Your net profit was up by 197 per cent during the third quarter. What were the major drivers of growth during the quarter?
The current quarter was a continuation of what has been happening over the last few years. The bank has been focusing on high-quality customers, has been judiciously growing its loan book by getting good customers, as a consequence of which income streams have risen. Our cost of credit, NPA-related costs have dropped sequentially and a culmination of all of this is the fact that profits have risen.
Your gross non-performing assets (gross NPAs) reduced by 74 basis points (bps), from 5.48 per cent to 4.74 per cent Y-o-Y. Net NPA dropped by 65 bps from 2.26 per cent to 1.61 per cent. In terms of asset quality, what is your outlook for the year and going forward?

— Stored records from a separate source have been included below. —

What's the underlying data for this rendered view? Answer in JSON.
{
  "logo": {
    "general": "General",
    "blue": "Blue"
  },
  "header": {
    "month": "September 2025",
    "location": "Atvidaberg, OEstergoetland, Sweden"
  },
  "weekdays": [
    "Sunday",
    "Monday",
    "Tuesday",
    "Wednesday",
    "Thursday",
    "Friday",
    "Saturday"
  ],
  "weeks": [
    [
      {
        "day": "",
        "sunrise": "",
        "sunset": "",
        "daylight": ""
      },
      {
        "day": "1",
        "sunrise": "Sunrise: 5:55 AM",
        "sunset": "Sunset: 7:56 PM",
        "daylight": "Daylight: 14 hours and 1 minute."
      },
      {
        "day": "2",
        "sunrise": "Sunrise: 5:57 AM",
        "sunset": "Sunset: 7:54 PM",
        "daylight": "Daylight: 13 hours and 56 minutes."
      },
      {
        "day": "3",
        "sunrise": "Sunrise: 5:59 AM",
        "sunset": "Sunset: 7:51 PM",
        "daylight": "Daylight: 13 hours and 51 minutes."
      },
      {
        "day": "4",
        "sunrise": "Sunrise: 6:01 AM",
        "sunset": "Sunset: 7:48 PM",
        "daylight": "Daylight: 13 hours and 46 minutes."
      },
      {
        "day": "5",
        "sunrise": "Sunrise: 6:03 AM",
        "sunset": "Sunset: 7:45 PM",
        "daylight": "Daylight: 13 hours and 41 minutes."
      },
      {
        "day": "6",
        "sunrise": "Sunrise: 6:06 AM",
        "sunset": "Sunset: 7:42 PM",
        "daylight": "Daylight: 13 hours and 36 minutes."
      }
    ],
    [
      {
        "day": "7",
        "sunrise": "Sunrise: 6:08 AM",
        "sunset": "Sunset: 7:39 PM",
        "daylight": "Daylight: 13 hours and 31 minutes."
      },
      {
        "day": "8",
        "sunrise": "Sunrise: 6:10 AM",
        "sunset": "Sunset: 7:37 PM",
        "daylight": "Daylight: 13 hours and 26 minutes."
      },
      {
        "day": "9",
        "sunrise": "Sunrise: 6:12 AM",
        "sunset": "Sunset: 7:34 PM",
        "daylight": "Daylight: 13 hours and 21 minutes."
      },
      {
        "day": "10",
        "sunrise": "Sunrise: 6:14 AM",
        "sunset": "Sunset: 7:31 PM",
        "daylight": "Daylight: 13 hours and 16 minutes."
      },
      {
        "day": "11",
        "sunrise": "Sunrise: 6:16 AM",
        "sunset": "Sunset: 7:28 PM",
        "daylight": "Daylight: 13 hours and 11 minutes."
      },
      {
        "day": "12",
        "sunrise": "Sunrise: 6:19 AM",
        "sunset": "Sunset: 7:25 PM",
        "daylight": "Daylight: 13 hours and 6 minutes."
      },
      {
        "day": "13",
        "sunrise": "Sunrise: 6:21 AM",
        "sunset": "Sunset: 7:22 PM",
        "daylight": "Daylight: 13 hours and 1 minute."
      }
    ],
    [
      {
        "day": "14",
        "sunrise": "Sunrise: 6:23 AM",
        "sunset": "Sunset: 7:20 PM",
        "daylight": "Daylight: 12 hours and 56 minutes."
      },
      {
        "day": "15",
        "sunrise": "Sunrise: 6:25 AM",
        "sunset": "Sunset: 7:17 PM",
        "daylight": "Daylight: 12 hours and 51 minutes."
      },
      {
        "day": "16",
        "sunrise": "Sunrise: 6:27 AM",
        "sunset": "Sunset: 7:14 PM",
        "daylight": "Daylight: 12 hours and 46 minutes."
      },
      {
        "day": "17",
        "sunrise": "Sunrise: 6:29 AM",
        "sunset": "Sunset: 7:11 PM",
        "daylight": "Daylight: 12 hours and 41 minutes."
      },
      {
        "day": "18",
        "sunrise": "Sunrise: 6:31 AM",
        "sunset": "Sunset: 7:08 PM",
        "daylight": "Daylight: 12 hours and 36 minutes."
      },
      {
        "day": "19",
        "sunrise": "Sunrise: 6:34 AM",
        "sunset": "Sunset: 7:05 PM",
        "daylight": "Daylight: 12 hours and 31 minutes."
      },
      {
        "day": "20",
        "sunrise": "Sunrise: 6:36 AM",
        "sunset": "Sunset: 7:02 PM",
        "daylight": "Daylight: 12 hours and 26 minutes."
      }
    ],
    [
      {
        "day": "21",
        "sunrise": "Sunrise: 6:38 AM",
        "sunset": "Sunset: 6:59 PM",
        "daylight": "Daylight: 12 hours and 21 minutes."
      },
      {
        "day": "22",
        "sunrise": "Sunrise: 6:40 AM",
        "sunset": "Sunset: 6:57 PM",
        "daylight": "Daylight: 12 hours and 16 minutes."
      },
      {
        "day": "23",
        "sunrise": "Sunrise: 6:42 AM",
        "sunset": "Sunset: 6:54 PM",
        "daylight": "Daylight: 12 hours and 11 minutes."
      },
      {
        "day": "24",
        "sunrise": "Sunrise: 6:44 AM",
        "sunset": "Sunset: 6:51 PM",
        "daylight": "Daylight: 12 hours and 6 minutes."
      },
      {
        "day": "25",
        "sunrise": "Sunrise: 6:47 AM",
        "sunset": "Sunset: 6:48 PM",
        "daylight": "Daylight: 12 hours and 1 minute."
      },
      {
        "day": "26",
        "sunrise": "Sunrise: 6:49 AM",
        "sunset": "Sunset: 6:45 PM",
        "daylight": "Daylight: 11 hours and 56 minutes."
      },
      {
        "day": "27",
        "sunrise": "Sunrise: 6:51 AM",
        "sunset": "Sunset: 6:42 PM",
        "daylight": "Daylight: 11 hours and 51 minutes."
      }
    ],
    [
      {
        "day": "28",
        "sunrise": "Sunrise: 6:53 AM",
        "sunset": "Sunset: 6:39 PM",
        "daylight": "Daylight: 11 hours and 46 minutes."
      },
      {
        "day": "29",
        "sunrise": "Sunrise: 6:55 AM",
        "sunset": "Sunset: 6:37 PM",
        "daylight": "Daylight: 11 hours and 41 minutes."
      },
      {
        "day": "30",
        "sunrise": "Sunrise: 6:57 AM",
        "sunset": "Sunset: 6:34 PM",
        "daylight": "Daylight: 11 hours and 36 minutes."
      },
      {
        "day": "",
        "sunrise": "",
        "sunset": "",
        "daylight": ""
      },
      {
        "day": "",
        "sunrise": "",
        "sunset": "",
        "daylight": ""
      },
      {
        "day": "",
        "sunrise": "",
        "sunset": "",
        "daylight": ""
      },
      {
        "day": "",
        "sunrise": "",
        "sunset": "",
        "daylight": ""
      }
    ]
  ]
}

We expect this trend to continue and both gross NPA and net NPA numbers will decline, as long as we keep the high-quality loan origination up, which is our aim. Our view is that this will continuously and sequentially decline. Over a period of time, our aim is to bring the net NPA numbers below the 1 per cent mark. Our idea is to bring it down by 10-15 bps every quarter.
Majority of your slippages are coming from business loans, of which the micro, small and medium enterprise (MSME) segment contributes the majority. Are you facing stress in the MSME sector?
With respect to the MSME sector, we do have elevated NPAs. The current flow rate into NPA is much less than what it used to be in the past. The stressed assets, a vast majority of them, have become NPAs over a period of time. In future, we expect smaller flows into NPAs from the MSME side. On the MSME side, we have a large concentration of assets in Kerala and two natural calamities (floods) have happened in that state. Some of the historic NPAs occurred on issues that happened on account of this calamity. From a portfolio standpoint, going forward, we see stress reducing on the MSME side. This is why we are attempting to grow that part of the balance sheet, not just in Kerala but across the country.
How are you planning to diversify your portfolio, which is more focused on corporate and segments like gold?
We have three engines of growth. One is corporate, which is our largest engine of growth and has surged at over 30 per cent Y-o-Y. Gold has grown at 18 per cent range and personal segments like cars and other personal products have grown at 13 per cent. Other areas like agriculture and MSME have been muted. Going forward, we would like to have a balanced growth mix. We would like the MSME and personal segments to grow a little faster. Within that, we do not have our fair share of things like housing, vehicles and personal loans.